Three Word Games You can Play in the Car

The miles go faster and familes are happier when the kids are having fun (besides, word games are free and they don't have little plastic pieces to lose)

When you're spending more than a few hours in the car, your kids are bound to get tired of the activity books you've packed for them. A road atlas of their own helps, but when it gets dark, those activities are out of the question. Word games help kids' eyes grow droopy, and that's good news for parents. There are hundreds of word games to play; here are three for the first installment of this series. A couple of these games are well known and one is our own invention (Name That Instrument).
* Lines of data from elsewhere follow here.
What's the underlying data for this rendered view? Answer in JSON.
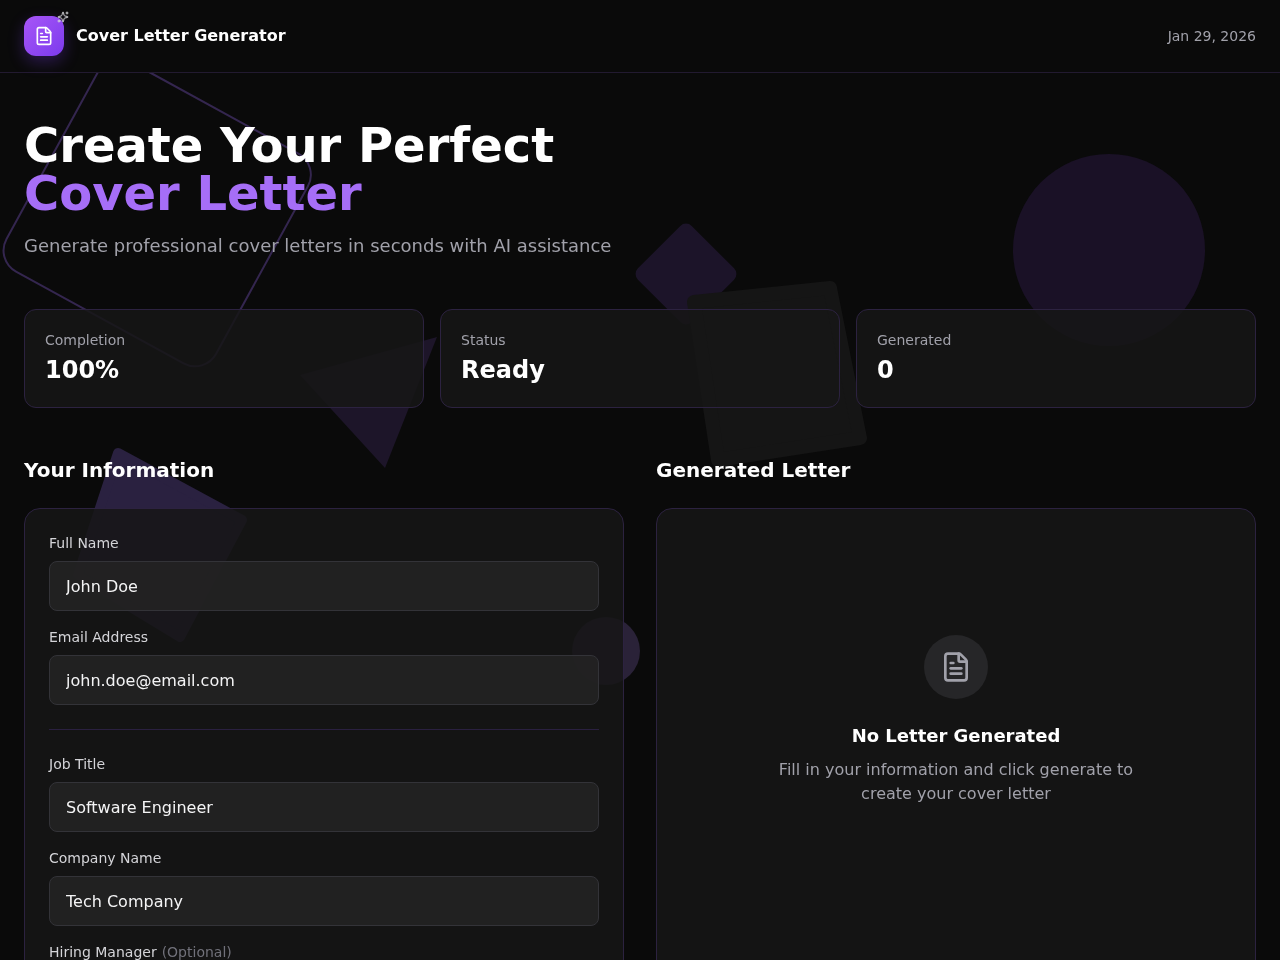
{
  "header": {
    "title": "Cover Letter Generator",
    "date": "Jan 29, 2026"
  },
  "hero": {
    "title_line_1": "Create Your Perfect",
    "title_line_2": "Cover Letter",
    "subtitle": "Generate professional cover letters in seconds with AI assistance"
  },
  "stats": [
    {
      "label": "Completion",
      "value": "100%"
    },
    {
      "label": "Status",
      "value": "Ready"
    },
    {
      "label": "Generated",
      "value": "0"
    }
  ],
  "form": {
    "heading": "Your Information",
    "sections": [
      {
        "fields": [
          {
            "label": "Full Name",
            "value": "John Doe"
          },
          {
            "label": "Email Address",
            "value": "john.doe@email.com"
          }
        ]
      },
      {
        "fields": [
          {
            "label": "Job Title",
            "value": "Software Engineer"
          },
          {
            "label": "Company Name",
            "value": "Tech Company"
          },
          {
            "label": "Hiring Manager",
            "note": "(Optional)"
          }
        ]
      }
    ]
  },
  "letter": {
    "heading": "Generated Letter",
    "empty_title": "No Letter Generated",
    "empty_message": "Fill in your information and click generate to create your cover letter"
  }
}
1. Essence: Guess a person based on questions relating to their essence.
Good for kids over 7 or 8, depending on their level. You can do it with younger kids, but you need to scale down the skill level, maybe limit it to people in the car and those you're traveling to visit. The leader of the game thinks of a person that everybody in the car knows personally. The other players each ask questions to the leader that focus on the person's essence. Such questions sound like: If this person were a tree, what kind of tree would this person be? Tip: For some reason, these questions are more fun to say in a quasi-French accent ("If zees person were a tree, what kind of tree would zees person be?") Whoever guesses correctly, wins; if no one can figure it out, nobody wins.

2. Name That Tune/Name That Instrument
Good for kids 6 years old and under. This isn't like the old TV game show; you don't try to name the tune in a certain number of notes. Guess the song that an individual is humming. The simplicity of this game can be deceiving: after going beyond "Happy Birthday" and "If You're Happy and You Know It" move on to pop, country and heavy metal hits. For added complexity, the humm-or should mimic a particular instrument. Charades are often helpful for the instrument portion of this, but it gets tricky for the driver; harmonica and other one-handed instruments work well for drivers. You don't need to combine the games, you can do either as a stand aloner game or both for added fun. Everyone's a winner in this game.

3. The State Capital Game
Good for kids five and up. Name the capital, given the state name. All you need is a road atlas. Of course, you need to study up on the capitals. This is a game that's best played repeatedly over a long road trip, as you pass through many states, and in order to gain memorization through repetition. We have a placemat for Tommy with a US map and their capitals on it. he reads it every day at breakfast and dinner. Not only does he know where every state in the union is, but he knows almost all the capitals on any given day. And we know most of them now too!

What word games does your family play on road trips?